In the largest Neapolitan daily newspaper Il Mattino, he ran a column of worldly and literary events, raising endless controversies, criticizing the renewer of Neapolitan dialect poetry Salvatore Di Giacomo for errors or improprieties in the use of the Neapolitan language. At the newspaper he became close friends with Edoardo Scarfoglio, Matilde Serao, Gabriele D'Annunzio and Federigo Verdinois. A passionate and exuberant personality, he was expelled from Il Mattino for one of his many disputes. He had contacts with the Camorra and followed well known judicial cases, such as those of Ciccio Cappuccio and Gennaro Cuocolo. After having beaten up a Camorrista who was annoying his girlfriend, the then nineteen-year old Russo was approached by the guappo Teofilo Sperino. Later he also met Cappuccio, the head of the "honoured society".
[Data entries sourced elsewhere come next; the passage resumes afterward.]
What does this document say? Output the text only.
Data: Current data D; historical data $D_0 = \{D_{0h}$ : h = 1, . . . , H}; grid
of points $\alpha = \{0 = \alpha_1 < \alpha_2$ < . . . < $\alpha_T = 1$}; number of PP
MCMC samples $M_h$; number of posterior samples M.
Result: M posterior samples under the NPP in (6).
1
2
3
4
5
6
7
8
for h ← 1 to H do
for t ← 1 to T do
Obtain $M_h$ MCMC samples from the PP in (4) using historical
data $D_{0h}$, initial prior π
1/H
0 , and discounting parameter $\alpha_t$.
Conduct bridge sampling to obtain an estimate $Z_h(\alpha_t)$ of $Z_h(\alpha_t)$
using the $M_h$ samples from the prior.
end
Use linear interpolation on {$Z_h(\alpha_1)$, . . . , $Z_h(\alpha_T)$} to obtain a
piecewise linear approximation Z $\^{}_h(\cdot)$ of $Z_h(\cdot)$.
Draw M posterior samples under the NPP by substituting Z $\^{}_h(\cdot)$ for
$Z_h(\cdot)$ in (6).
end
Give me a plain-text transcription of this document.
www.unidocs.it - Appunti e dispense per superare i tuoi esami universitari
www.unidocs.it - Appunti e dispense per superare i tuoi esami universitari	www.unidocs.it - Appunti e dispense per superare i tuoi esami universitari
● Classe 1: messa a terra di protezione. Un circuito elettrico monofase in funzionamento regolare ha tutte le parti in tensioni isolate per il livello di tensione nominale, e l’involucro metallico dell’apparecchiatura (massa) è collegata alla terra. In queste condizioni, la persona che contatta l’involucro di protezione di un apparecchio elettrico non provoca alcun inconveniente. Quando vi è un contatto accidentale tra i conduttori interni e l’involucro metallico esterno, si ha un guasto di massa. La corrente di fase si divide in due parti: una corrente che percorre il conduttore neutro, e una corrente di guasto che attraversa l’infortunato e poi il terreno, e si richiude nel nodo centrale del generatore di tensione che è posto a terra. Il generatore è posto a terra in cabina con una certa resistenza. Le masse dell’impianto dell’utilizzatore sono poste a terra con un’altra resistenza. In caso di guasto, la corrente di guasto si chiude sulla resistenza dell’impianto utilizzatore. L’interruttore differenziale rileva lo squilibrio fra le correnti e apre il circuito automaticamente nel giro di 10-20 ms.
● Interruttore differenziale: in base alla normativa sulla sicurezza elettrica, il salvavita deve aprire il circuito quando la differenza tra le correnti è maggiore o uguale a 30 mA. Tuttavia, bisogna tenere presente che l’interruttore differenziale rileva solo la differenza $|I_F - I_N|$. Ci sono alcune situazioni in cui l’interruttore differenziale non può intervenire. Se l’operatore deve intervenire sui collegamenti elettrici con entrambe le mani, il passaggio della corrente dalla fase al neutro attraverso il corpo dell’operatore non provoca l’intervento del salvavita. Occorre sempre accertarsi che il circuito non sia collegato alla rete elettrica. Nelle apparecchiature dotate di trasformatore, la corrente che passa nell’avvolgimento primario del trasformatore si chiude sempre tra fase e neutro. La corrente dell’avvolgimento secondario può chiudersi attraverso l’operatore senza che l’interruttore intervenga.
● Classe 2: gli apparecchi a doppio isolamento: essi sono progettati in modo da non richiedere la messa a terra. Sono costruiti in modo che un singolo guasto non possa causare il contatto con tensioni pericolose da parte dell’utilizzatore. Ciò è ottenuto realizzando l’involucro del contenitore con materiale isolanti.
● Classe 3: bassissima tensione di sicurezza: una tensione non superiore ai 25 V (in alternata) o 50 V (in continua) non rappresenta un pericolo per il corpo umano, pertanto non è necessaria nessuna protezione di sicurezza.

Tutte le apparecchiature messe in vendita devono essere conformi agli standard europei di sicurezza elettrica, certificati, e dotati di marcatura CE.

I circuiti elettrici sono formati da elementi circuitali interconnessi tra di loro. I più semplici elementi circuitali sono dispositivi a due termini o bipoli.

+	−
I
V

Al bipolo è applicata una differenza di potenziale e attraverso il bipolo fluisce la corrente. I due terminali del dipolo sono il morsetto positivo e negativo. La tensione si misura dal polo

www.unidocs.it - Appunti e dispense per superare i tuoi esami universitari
He was the author of a small volume, La Camorra, about organized crime in Naples, serialized in five installments in 1897 in Il Mattino. He wrote the poem "Canzone 'e Ciccio Cappuccio," immortalising the legendary Camorra chief Cappuccio when he died in 1892. His fame and knowledge of the slums and underworld of Naples was such that Emile Zola wanted him as an escort in his descent in the belly of the Neapolitan labyrinth in 1894.

The first novel of Russo, written as a feuilleton in 1907 and published by Treves (Memorie d’un ladro - Memoirs of a thief), was based on the costumes of the Camorra underworld. The same year he published Origini, usi, costumi e riti dell’Annorata soggietà (Origins, customs, traditions and rituals of the "Honoured Society") in collaboration with Ernesto Serao, which was a combination of an essay, journalistic investigation and historical reconstruction with portraits of famous Camorristi and popular sonnets on the subject.

In 1901 he married Elisa Rosa Pennazzi, a café-chantant singer. The marriage ended early due to the jealousy of his wife, who had have him followed by a private investigator. Already suffering from diabetes, he died in Naples on January 30, 1927.